You see it all the time, most often right before exams where those students are huddled around lecture notes, cramming in as much of the content as they can before walking into the exam room, to recite it onto the paper. Most of it to be forgotten as soon as they leave that room 2 or 3 hours later.

I have come to find that this information is generally stuff that while important in terms of a specific field or situation, one does not need to carry with them for extended periods of time. eg Inserting and deleting nodes in linear and exponential hash tables or B+Trees.

Case in point, if i’m writing that new funky back-end storage structure for my latest coolMcCoolCool app, im likely to refer to a nice big fat reference book in-order to implement the data structure (one of my favourites atm is Algorithms in C by Robert Sedgewick ) or the internet in general as it also contains a whole wealth of info on great structures. What i try to do as a general rule of thumb, is to not assume that something that i learned in a uni subject is slightly relevant.

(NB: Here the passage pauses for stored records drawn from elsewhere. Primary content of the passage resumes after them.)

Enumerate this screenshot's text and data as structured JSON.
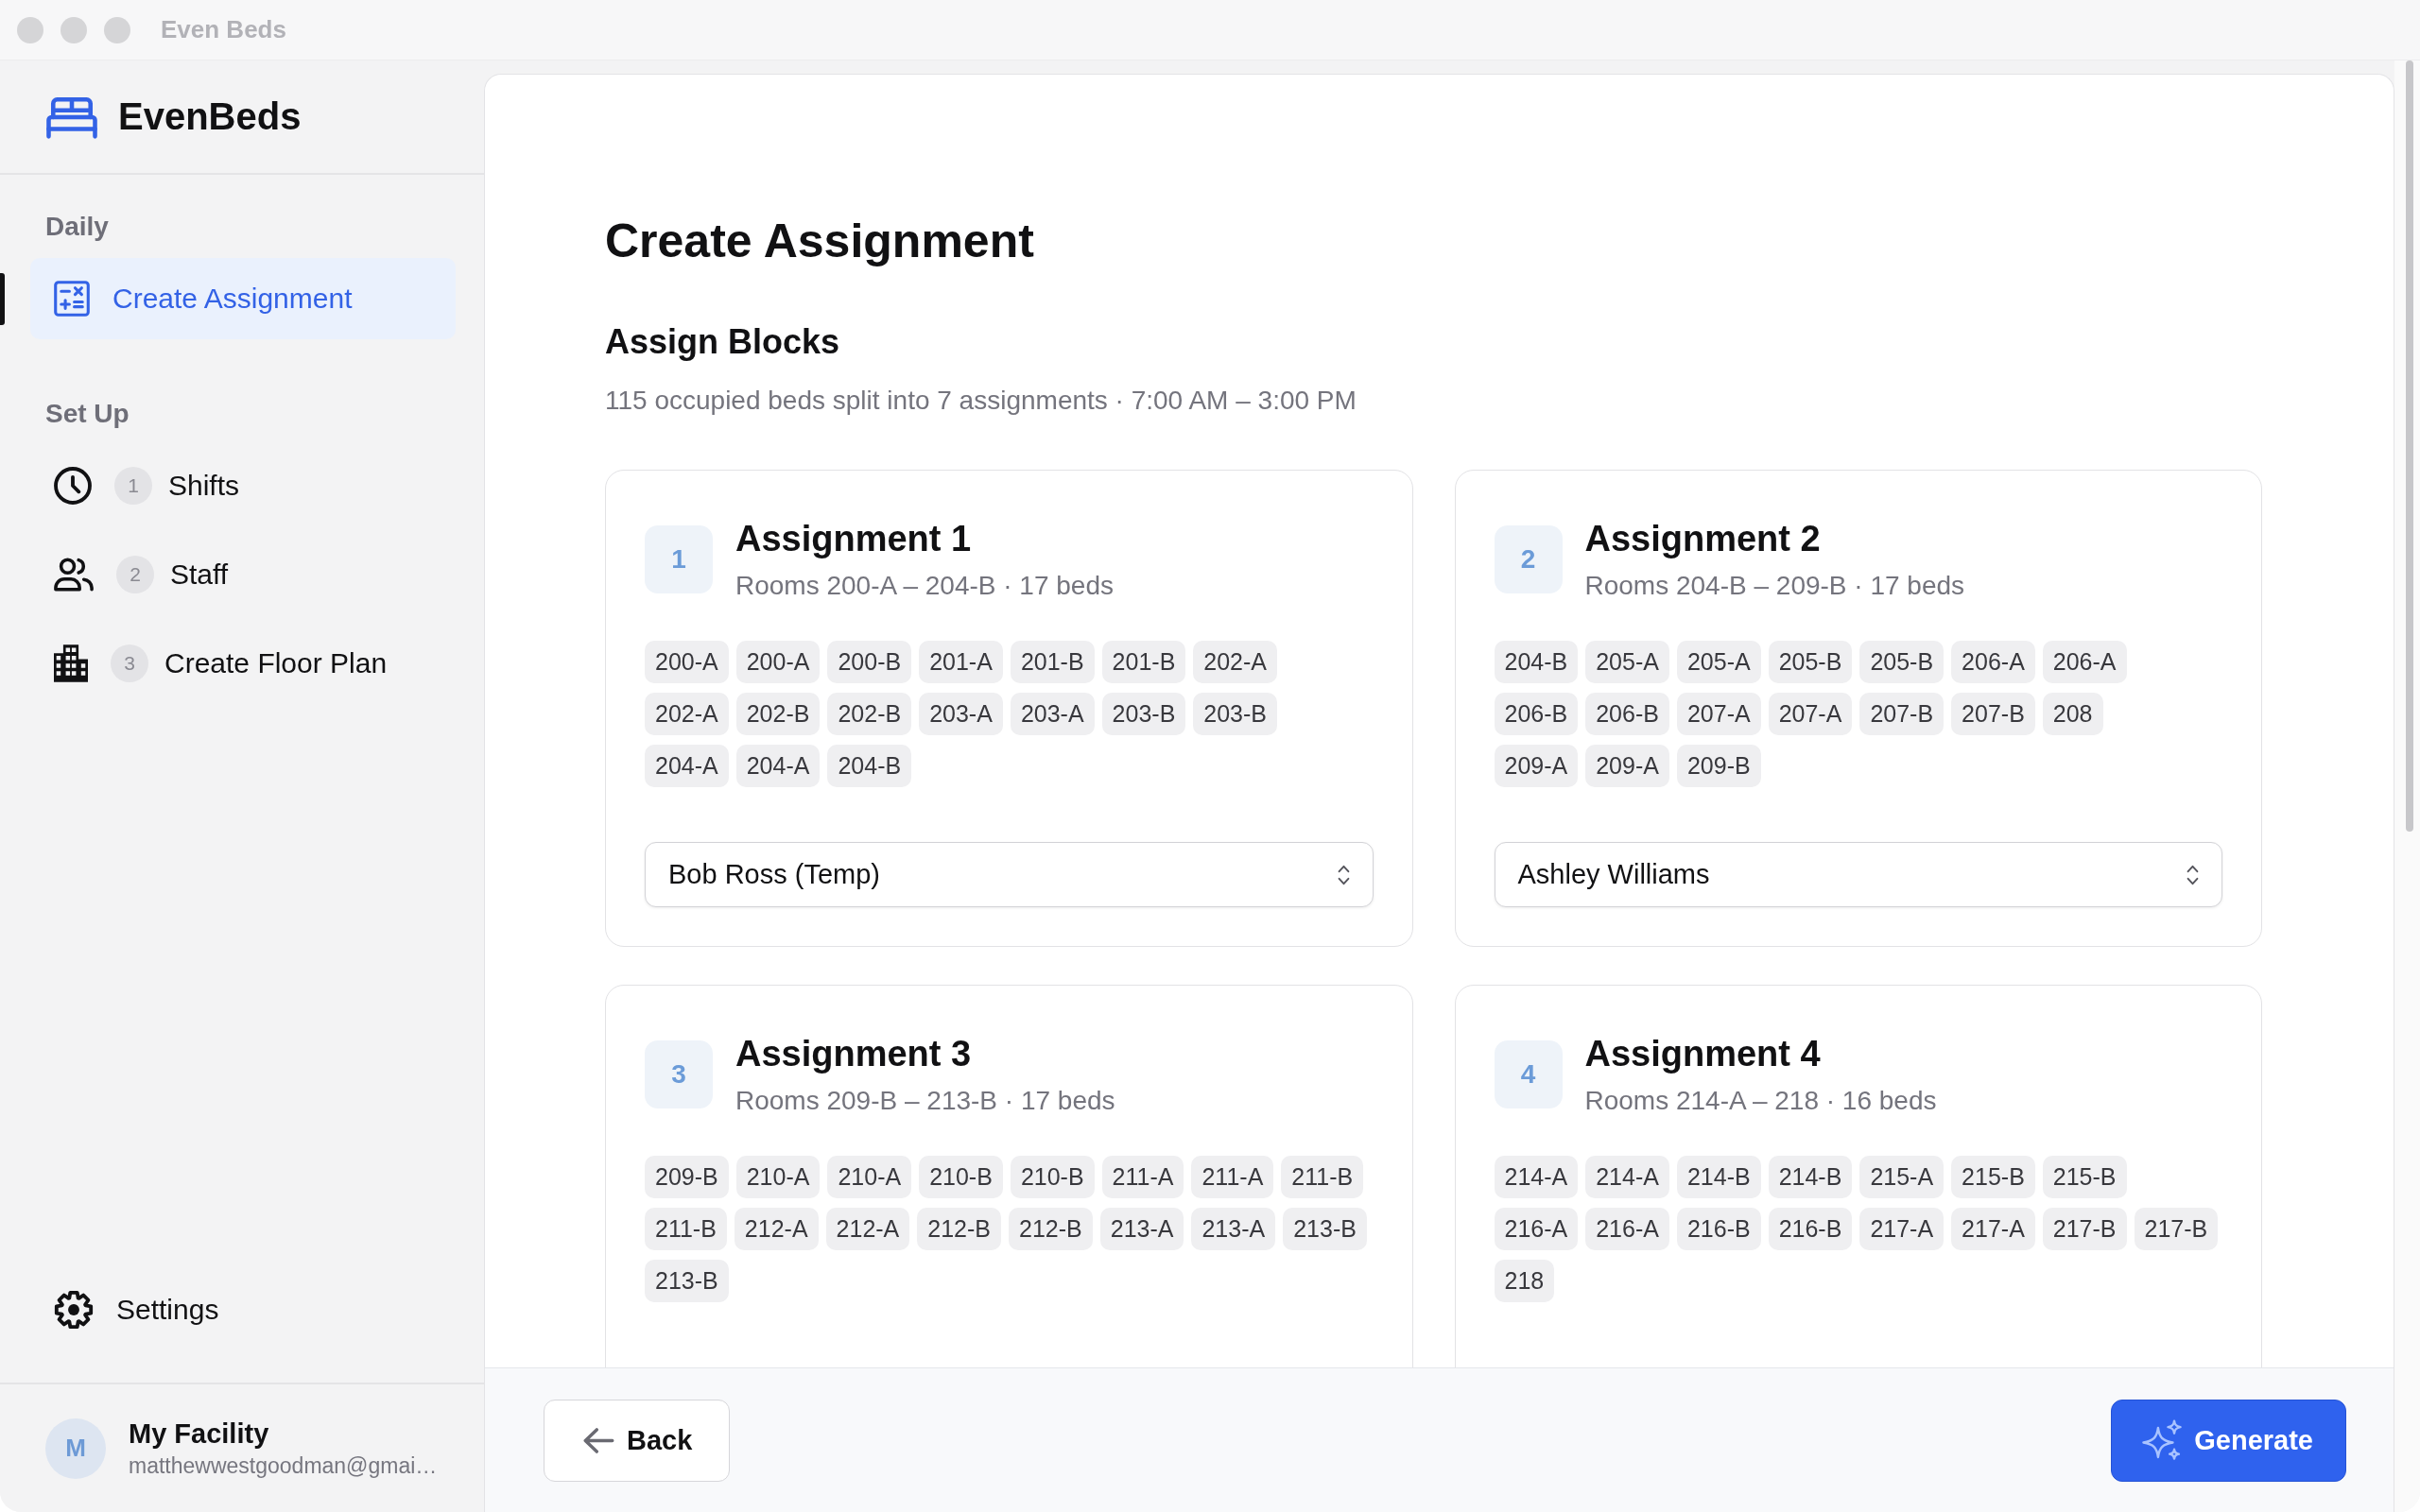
{
  "window": {
    "title": "Even Beds"
  },
  "sidebar": {
    "brand": "EvenBeds",
    "sections": [
      {
        "label": "Daily",
        "items": [
          {
            "label": "Create Assignment",
            "selected": true
          }
        ]
      },
      {
        "label": "Set Up",
        "items": [
          {
            "step": "1",
            "label": "Shifts",
            "selected": false
          },
          {
            "step": "2",
            "label": "Staff",
            "selected": false
          },
          {
            "step": "3",
            "label": "Create Floor Plan",
            "selected": false
          }
        ]
      }
    ],
    "settings": {
      "label": "Settings"
    },
    "account": {
      "avatar": "M",
      "name": "My Facility",
      "email": "matthewwestgoodman@gmai…"
    }
  },
  "page": {
    "title": "Create Assignment",
    "section_title": "Assign Blocks",
    "summary": "115 occupied beds split into 7 assignments · 7:00 AM – 3:00 PM"
  },
  "assignments": [
    {
      "number": "1",
      "title": "Assignment 1",
      "range": "Rooms 200-A – 204-B · 17 beds",
      "bed_rows": [
        [
          "200-A",
          "200-A",
          "200-B",
          "201-A",
          "201-B",
          "201-B",
          "202-A"
        ],
        [
          "202-A",
          "202-B",
          "202-B",
          "203-A",
          "203-A",
          "203-B",
          "203-B"
        ],
        [
          "204-A",
          "204-A",
          "204-B"
        ]
      ],
      "assignee": "Bob Ross (Temp)"
    },
    {
      "number": "2",
      "title": "Assignment 2",
      "range": "Rooms 204-B – 209-B · 17 beds",
      "bed_rows": [
        [
          "204-B",
          "205-A",
          "205-A",
          "205-B",
          "205-B",
          "206-A",
          "206-A"
        ],
        [
          "206-B",
          "206-B",
          "207-A",
          "207-A",
          "207-B",
          "207-B",
          "208"
        ],
        [
          "209-A",
          "209-A",
          "209-B"
        ]
      ],
      "assignee": "Ashley Williams"
    },
    {
      "number": "3",
      "title": "Assignment 3",
      "range": "Rooms 209-B – 213-B · 17 beds",
      "bed_rows": [
        [
          "209-B",
          "210-A",
          "210-A",
          "210-B",
          "210-B",
          "211-A",
          "211-A",
          "211-B"
        ],
        [
          "211-B",
          "212-A",
          "212-A",
          "212-B",
          "212-B",
          "213-A",
          "213-A",
          "213-B"
        ],
        [
          "213-B"
        ]
      ]
    },
    {
      "number": "4",
      "title": "Assignment 4",
      "range": "Rooms 214-A – 218 · 16 beds",
      "bed_rows": [
        [
          "214-A",
          "214-A",
          "214-B",
          "214-B",
          "215-A",
          "215-B",
          "215-B"
        ],
        [
          "216-A",
          "216-A",
          "216-B",
          "216-B",
          "217-A",
          "217-A",
          "217-B",
          "217-B"
        ],
        [
          "218"
        ]
      ]
    }
  ],
  "footer": {
    "back": "Back",
    "generate": "Generate"
  }
}
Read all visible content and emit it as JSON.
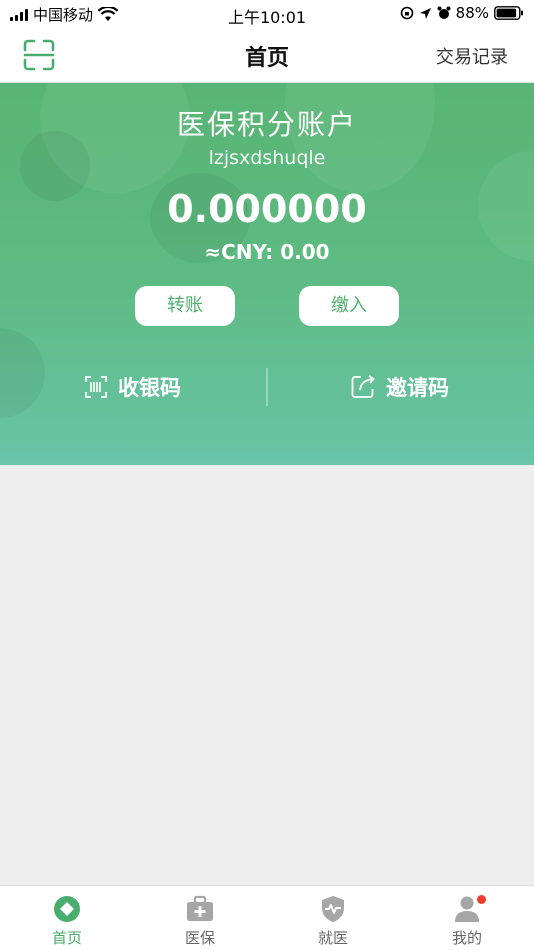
{
  "status_bar": {
    "carrier": "中国移动",
    "time": "上午10:01",
    "battery": "88%"
  },
  "nav": {
    "title": "首页",
    "history_label": "交易记录"
  },
  "account": {
    "title": "医保积分账户",
    "username": "lzjsxdshuqle",
    "balance": "0.000000",
    "cny": "≈CNY: 0.00",
    "transfer_label": "转账",
    "pay_label": "缴入",
    "cashier_label": "收银码",
    "invite_label": "邀请码"
  },
  "tabs": [
    {
      "label": "首页",
      "active": true
    },
    {
      "label": "医保",
      "active": false
    },
    {
      "label": "就医",
      "active": false
    },
    {
      "label": "我的",
      "active": false
    }
  ],
  "colors": {
    "accent": "#49ad6d",
    "hero_top": "#58b574",
    "hero_bottom": "#69c4a8",
    "badge": "#f03a2e"
  }
}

This has come about mainly because I’m fairly sure that anything that we learnt in a uni class, while fundamentally correct has been been simplified to such a level that it is in no way an optimal solution. Implementing it would be sure to highlight these limitations in quick step. Instead I’ll refer to the books and hopefully find something that will work well for the given situation and has an execution curve that is less than exponential as the number of objects indexed increases.

I guess i am just really going on about nothing, as exams have been around for atleast 100 or so years. Yet i have to ask myself. Do exams really work for modern subjects, in a world where information is readily available if you just know where to look?

Surely it would make more sense for the majority of a given subjects assessment to be done in terms of using research materials available to ones-self in-order to find solutions to problems independently. rather than sitting exams where we are expected to recite material learned in lectures.
What does having 60% or more of a subjects end score based on a single 2 or 3 hour exam paper have to do with anything other than making it easier for the subject organisers to assess the students enrolled in the subject. Any results given are based not on ones ability to find solutions to problems, but on their ability to remember some semi-relevent fact or method learned by rote that was mentioned in passing 10 weeks ago, in a single 2 hour lecture.

This is the sort of thing that I am finding all to often at the University level. Surely what one should take away from a 3 or 4 year degree, especially in rapidly changing areas such as Computer Science is more than the material taught in the subjects that make up the degree. It really should be about knowing how to find information for an unknown problem 5 years down the track, and the ability to apply ones-self to learn ways of solving problems that didn’t existed back when the degree was being undertaken.

Just a few thoughts that hopefully have an effect on someone in the near to long-term future.